Gender dysphoria is a fascinating phenomenon. I know now that I’ve experienced it as early as childhood and have had waves of it ever since. I was at my most masculine in my late teens, which is really high on my list of darkest periods of my life. Perhaps I’ll delve more into toxic masculinity in a later post, or perhaps in an entire work of its own. I don’t believe our current definition of gender dysphoria, at least in the colloquial understanding of the term, is quite broad enough to be useful to many folks who I see as suffering from it - for example, the cliche of a man who is ashamed to cry or express any other feeling he may naturally have, to me fits the mould of dysphoria. I hope to one day use my creative skills and “in between” status to help others, particularly young men, come to terms with their own pain inflicted by archaic cultural notions of gender and sexuality so they can stop hurting themselves and others around them.
This post has been little rambly and probably too personal, but I felt it was important and worth doing, precisely because of my anxiety about having to do it. Either way, I thank you for muddling through with me, as awkward as it’s been.
So, if you have made it this far, let me reward you with some updates on my work: It was only in the last week that we finally got completely settled from our move, and I’ve been slowly getting back into the habit of writing, having given myself the better part of the month off to ensure I could make it through with my mental health in tact while continuing to perform well at the ol’ day job.
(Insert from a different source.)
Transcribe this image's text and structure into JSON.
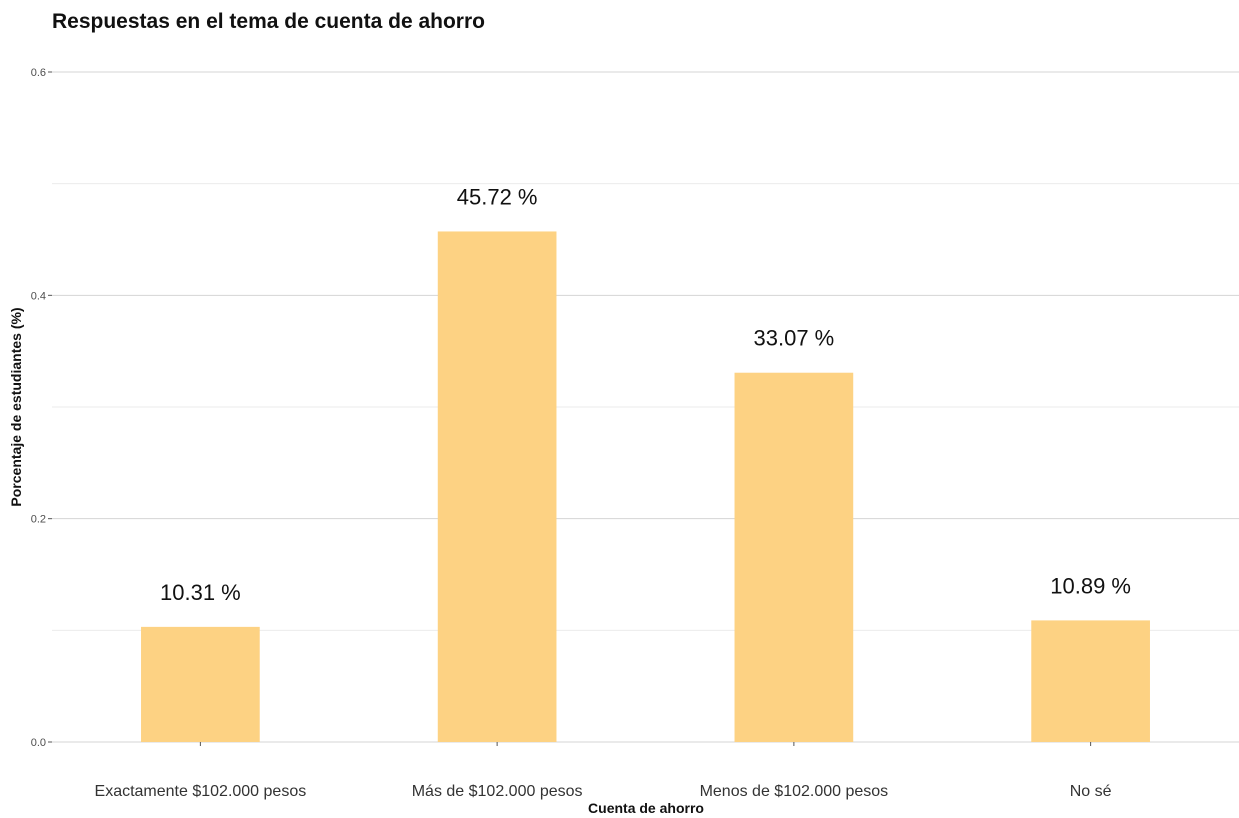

But Codetta has finally been re-re-re-outlined, though I’m still in the process of breaking out that outline to a sufficient state before committing to the redrafting itself. A few months ago I hoped to be finished with this entire redraft before my much needed vacation at the end of July - but this was before buying a house, and so I’ve adjusted my goals to instead securing a strong outline and solid position to begin the redrafting process once I’m back from said vacation, with the new final goal of completing the new draft sometime in the Fall - which is narratively appropriate for Codetta. Wish me luck.
Until then, keep your flag flying throughout the year. Be bold, be courageous and always be compassionate.